Abstract

Korzun L. P., Érard C., Gasc J.-P. & Dzerzhinsky F. J. 2009. — Adaptation of seedsnipes (Aves, Charadriiformes, Thinocoridae) to browsing: a study of their feeding apparatus. Zoosystema 31 (2): 347-368.The present study describes in detail for the first time the skeleto-muscular system of the jaw and hyoid apparatus (i.e. feeding apparatus) of seedsnipes (Thinocoridae), a small (two genera, four species) South-American bird family the biology and particularly the diet of which are still barely known. Morpho-functional analyses interpreted in the light of presently available behavioural and diet data show a strongly developed adaptation to the removal of attached plant items based on the acquisition of the separate control of jaws. In order to acquire this mechanism and because they are separated in two very different size-classes, large Attagis and small Thinocorus species did not modify the same osteo-muscular structures.

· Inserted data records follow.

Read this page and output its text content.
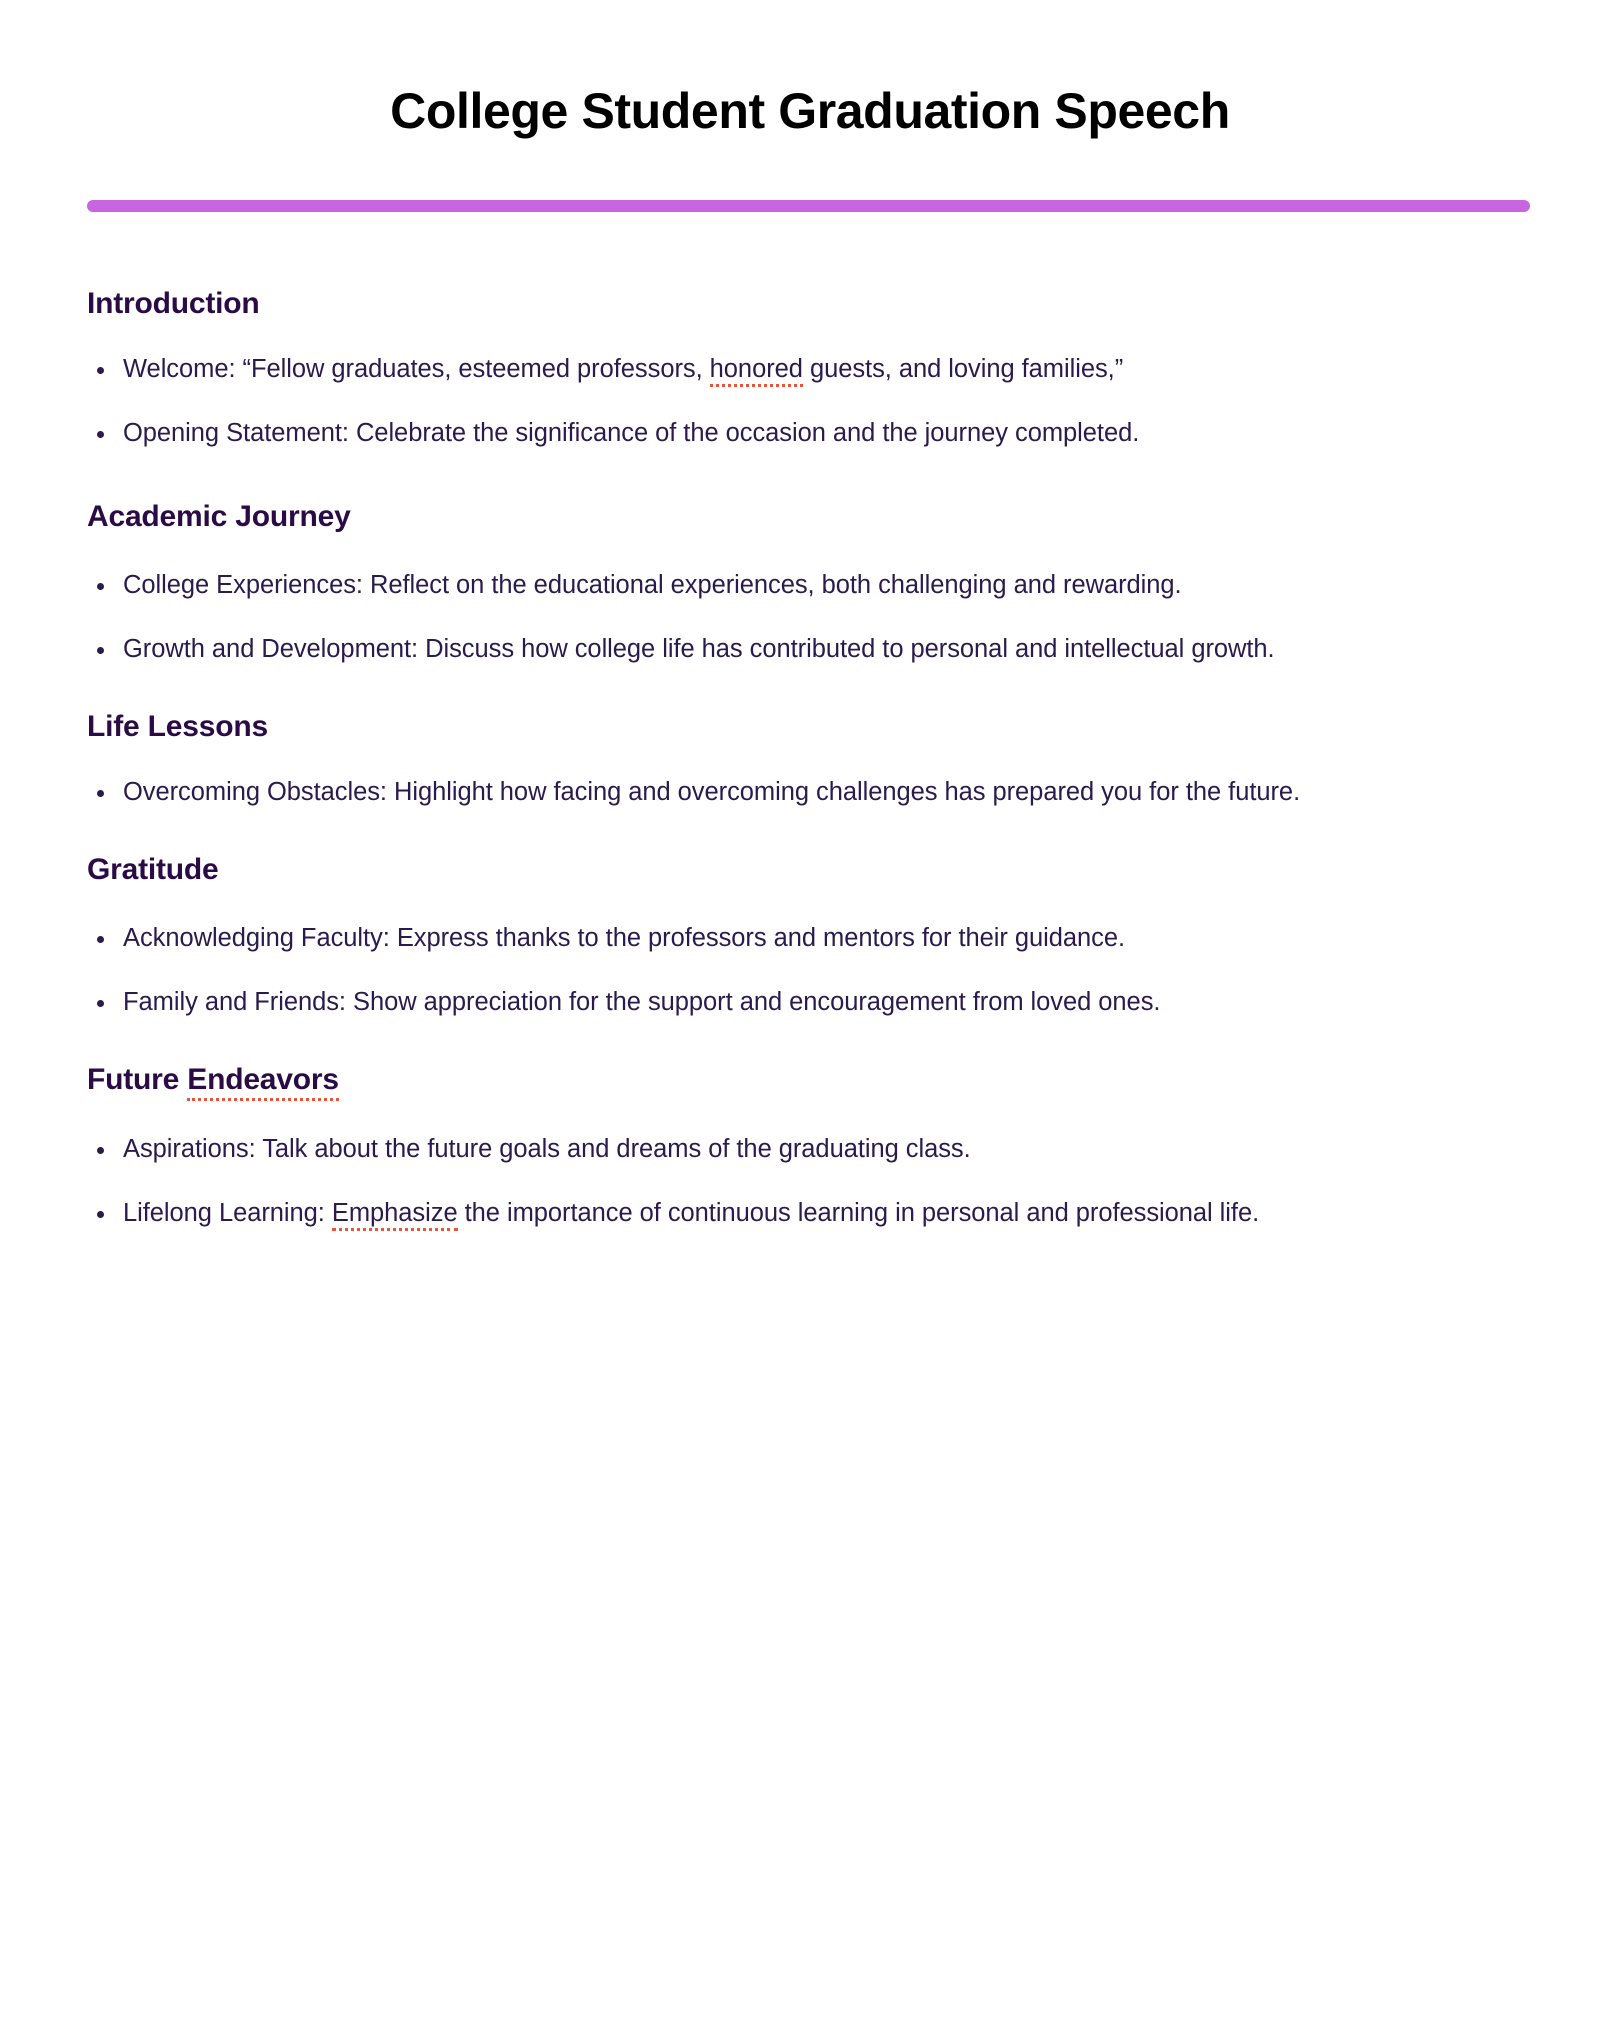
College Student Graduation Speech
Introduction
Welcome: “Fellow graduates, esteemed professors, honored guests, and loving families,”
Opening Statement: Celebrate the significance of the occasion and the journey completed.
Academic Journey
College Experiences: Reflect on the educational experiences, both challenging and rewarding.
Growth and Development: Discuss how college life has contributed to personal and intellectual growth.
Life Lessons
Overcoming Obstacles: Highlight how facing and overcoming challenges has prepared you for the future.
Gratitude
Acknowledging Faculty: Express thanks to the professors and mentors for their guidance.
Family and Friends: Show appreciation for the support and encouragement from loved ones.
Future Endeavors
Aspirations: Talk about the future goals and dreams of the graduating class.
Lifelong Learning: Emphasize the importance of continuous learning in personal and professional life.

Attagis species expanded m. pseudotemporalis superficialis of which they increased the intricacy of the internal aponeurotic system. Thinocorus species evolved a specific orbito-zygomatic process (mainly by expansion and fusion of postorbital and zygomatic processes by ossification of aponeuroses), expanded the medial portion of the external adductor of the mandible and increased the complexity of the aponeuroses of this medial portion. Seedsnipes appear to be well specialized in the continuous removal of small plant fragments thanks to a tongue raising mechanism joint to enlarged salivary glands and crenate areas in the buccal cavity. Thinocoridae seem to have followed a morpho-functional evolutionary pathway similar to that followed by sandgrouse (Pteroclididae) in the course of the adaptation of their bill and hyoid apparatus to a vegetarian diet essentially based on the removal of small attached plant fragments in rather similar habitat conditions.